Pippy Houldsworth Gallery is delighted to present Old Rope, a group show curated by artist Polly Morgan, from 11 July to 30 August 2014. Bringing together work by Susan Collis, Martin Creed, Tracey Emin, Boo Saville, Amba Sayal-Bennett and Sue Webster, Morgan wishes to explore how each of these artists engages with the term ‘Money for Old Rope’. The expression is said to come from a time when old ropes were picked apart for their frayed fibres and reused for caulking or stuffing mattresses. Another reading of this expression dates back to public executions when souvenir hunters would pay for pieces of a used noose transformed by its association with an infamous criminal.
Essentially, the expression means to make money or an easy profit by selling something which is perceived as seemingly worthless. Discussing the premise of the show, Morgan explains ‘I am interested in alchemical artists who see value where others see waste, who re-purpose the disposed-of or the disposable, or construct something new out of something old. As a whole, I think it could raise interesting questions about how we assign value to things, be it through function, age or simply proximity to fame.’
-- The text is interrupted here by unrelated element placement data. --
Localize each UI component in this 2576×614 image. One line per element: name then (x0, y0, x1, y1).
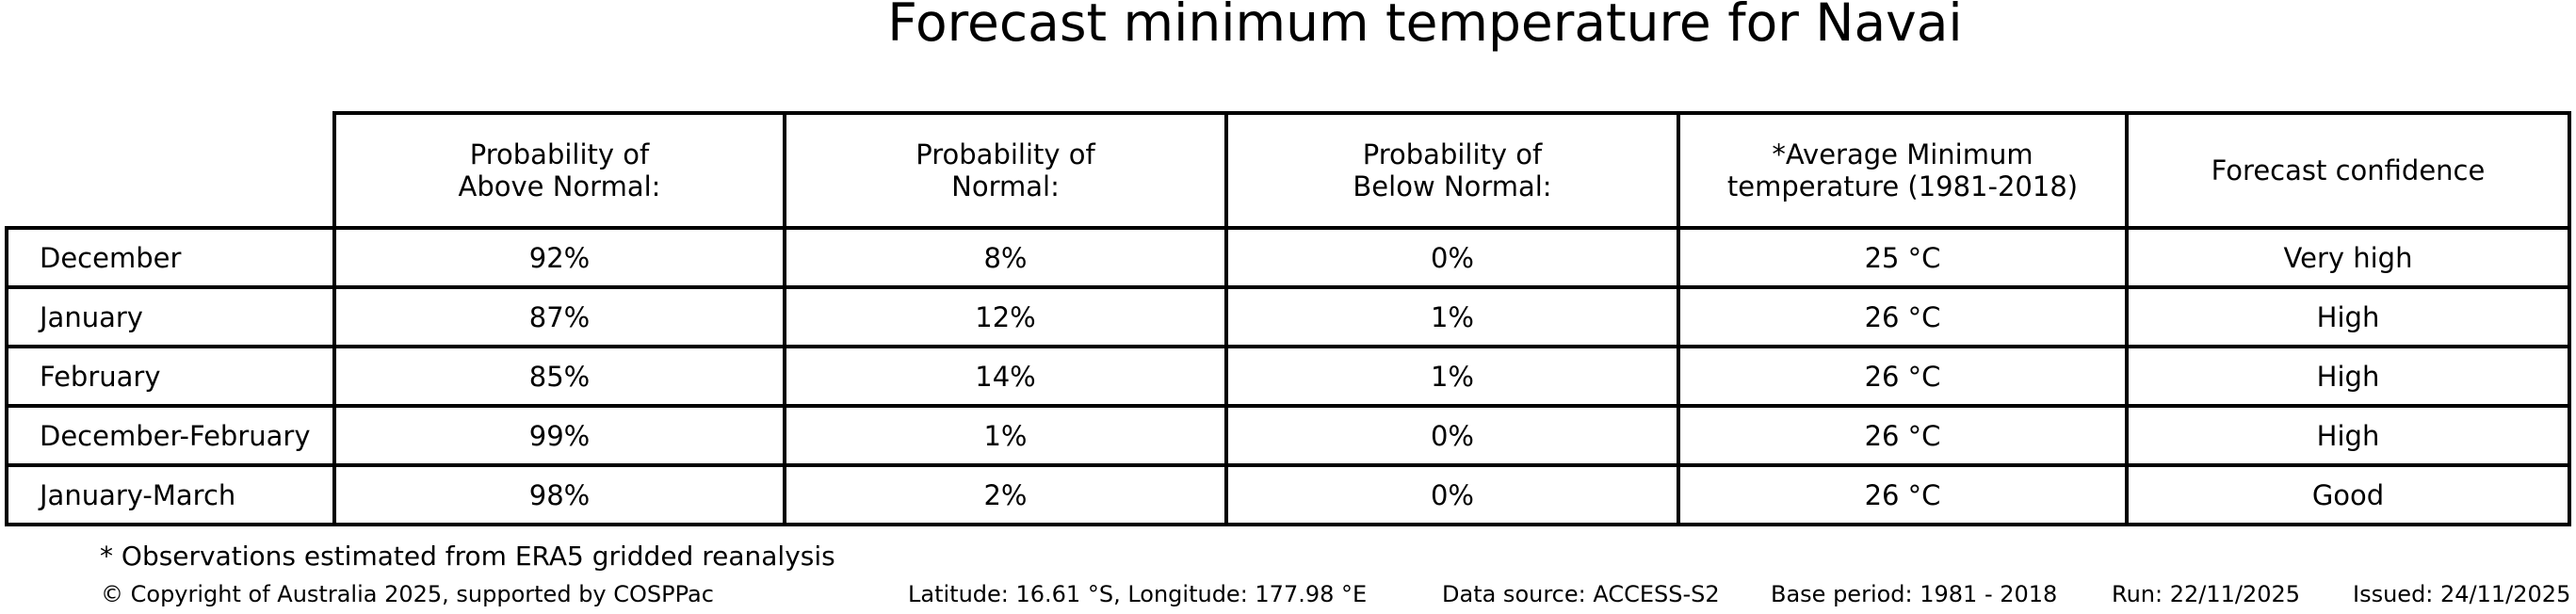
table-row: December-February 99% 1% 0% 26 °C High (5, 404, 2571, 467)
table-row: December 92% 8% 0% 25 °C Very high (5, 226, 2571, 289)
cell-above: 87% (332, 285, 786, 348)
forecast-table: Probability of Above Normal: Probability… (5, 111, 2571, 526)
cell-confidence: High (2125, 345, 2571, 408)
cell-avg-min: 26 °C (1677, 463, 2129, 526)
cell-above: 99% (332, 404, 786, 467)
cell-normal: 1% (783, 404, 1228, 467)
cell-below: 0% (1224, 463, 1680, 526)
cell-below: 0% (1224, 226, 1680, 289)
table-row: January-March 98% 2% 0% 26 °C Good (5, 463, 2571, 526)
cell-normal: 8% (783, 226, 1228, 289)
table-row: February 85% 14% 1% 26 °C High (5, 345, 2571, 408)
issued-date-text: Issued: 24/11/2025 (2353, 581, 2571, 607)
cell-avg-min: 26 °C (1677, 345, 2129, 408)
header-forecast-confidence: Forecast confidence (2125, 111, 2571, 230)
cell-normal: 14% (783, 345, 1228, 408)
page-title: Forecast minimum temperature for Navai (887, 0, 1963, 53)
header-normal: Probability of Normal: (783, 111, 1228, 230)
cell-month: January (5, 285, 336, 348)
header-below-normal: Probability of Below Normal: (1224, 111, 1680, 230)
cell-normal: 12% (783, 285, 1228, 348)
cell-month: February (5, 345, 336, 408)
cell-confidence: High (2125, 285, 2571, 348)
cell-confidence: Very high (2125, 226, 2571, 289)
run-date-text: Run: 22/11/2025 (2112, 581, 2301, 607)
corner-cell (7, 113, 334, 228)
cell-below: 1% (1224, 345, 1680, 408)
cell-below: 0% (1224, 404, 1680, 467)
cell-below: 1% (1224, 285, 1680, 348)
cell-avg-min: 26 °C (1677, 285, 2129, 348)
table-row: January 87% 12% 1% 26 °C High (5, 285, 2571, 348)
lat-lon-text: Latitude: 16.61 °S, Longitude: 177.98 °E (908, 581, 1368, 607)
cell-above: 98% (332, 463, 786, 526)
cell-above: 85% (332, 345, 786, 408)
cell-normal: 2% (783, 463, 1228, 526)
era5-footnote: * Observations estimated from ERA5 gridd… (100, 541, 835, 572)
cell-month: December (5, 226, 336, 289)
base-period-text: Base period: 1981 - 2018 (1771, 581, 2058, 607)
copyright-text: © Copyright of Australia 2025, supported… (101, 581, 714, 607)
header-above-normal: Probability of Above Normal: (332, 111, 786, 230)
cell-avg-min: 26 °C (1677, 404, 2129, 467)
cell-above: 92% (332, 226, 786, 289)
cell-confidence: Good (2125, 463, 2571, 526)
cell-confidence: High (2125, 404, 2571, 467)
cell-month: December-February (5, 404, 336, 467)
data-source-text: Data source: ACCESS-S2 (1442, 581, 1720, 607)
cell-avg-min: 25 °C (1677, 226, 2129, 289)
table-header-row: Probability of Above Normal: Probability… (7, 111, 2571, 230)
header-average-minimum: *Average Minimum temperature (1981-2018) (1677, 111, 2129, 230)
cell-month: January-March (5, 463, 336, 526)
Winner of the Turner Prize in 2001, Martin Creed explores the connections between art and the everyday. For this exhibition, Creed’s Work No. 1286 comprises a white pyramid erected from stacked toilet rolls, recently seen as part of his survey show What’s the point of it? at Hayward Gallery, London. Made according to a pre-determined system, the work manifests Creed’s obsessive interest in visual patterning and systems of order in Minimalist and Conceptual art. Maximising on the visual appeal of repetition, the artist invites the viewer to reconsider the value of even the most banal of objects.
Characterised by confessional, and often profane, accounts of day-to-day life, Tracey Emin’s work presents an unfiltered portrayal of her identity as a woman. Amassing relics of personal significance, Emin's use of autobiographical materials lends her work a raw sensitivity. The artist’s deployment of text, often in the form of her inimitable handwriting, introduces a distinct narrative to her work. For the exhibition, Emin has selected a monoprint from 1998 which features the artist’s scrawling script. Printed on a piece of stained Holiday Inn stationary, the work manifests the premise of Morgan’s brief; cursed with the Midas touch, Emin brands anything she touches with commercial and artistic value. Here, the autobiographical becomes the autographical.
Pippy Houldsworth Gallery is very proud to be presenting Sue Webster’s first work as a soloist. Webster explains ‘It's an 'unpicking' of an old but classic Tim Noble and Sue Webster neon that has been re-jumbled into something new – essentially, I've taken something representational and transformed it into something abstract.’ Tim Noble and Sue Webster are best known for their transformative sculptures; constructed out of piles of discarded waste, light is pointed onto the assemblages to create projected shadows which resemble recognisable forms.
Formulating her own visual vernacular, Amba Sayal-Bennett’s work destabilises common conventions of communication. Reclaiming everyday materials from scrap yards and the roadside, Sayal-Bennett reformulates objects and uses them as lexical units within her work. Beginning with futuristic, architectural drawings made using ProMarker pens, the artist translates these 2-D structures into real space by identifying physical objects which have the same formal qualities as in her drawings. By bringing these objects together within specific arrangements, Sayal-Bennett creates a sort of visual syntax by generating meaning out of seemingly disparate ‘things’.
Typically used for quick scrawls or meaningless doodles, Boo Saville elevates the humble status of the ballpoint pen by creating vibrant, monochromatic drawings. Using coloured biros, Saville has made three abstract works for the show which refute any association with writing or representation. Discussing her practice, Saville explains that ‘working with ballpoint pens, I have developed a technique of making intense colour field drawings which bridge a gap for me between drawing and painting. In recent years I have found myself eliminating imagery and moving away from gesture in order to suggest pure form in the vibrating mass of colour, attempting to erase the idea of a mark and considering the mass as a whole. They are simple works, which are concerned with colour, surface and shape.’
Working with traditional craft techniques, Susan Collis subverts modes of visual perception through the manipulation of everyday objects. In the exhibition, what at first appears to be an art handler’s packing blanket is in fact a precious piece of material embroidered with cashmere, silk and gold thread. Upon recognising the unorthodox materials with which the work was fabricated, the viewer becomes aware of the object’s underlying physical and conceptual value. In an exhibition that centres on the idea of finding value in the disposable, Collis’ concealing of the precious provides an interesting antithesis to the rest of the works in the show.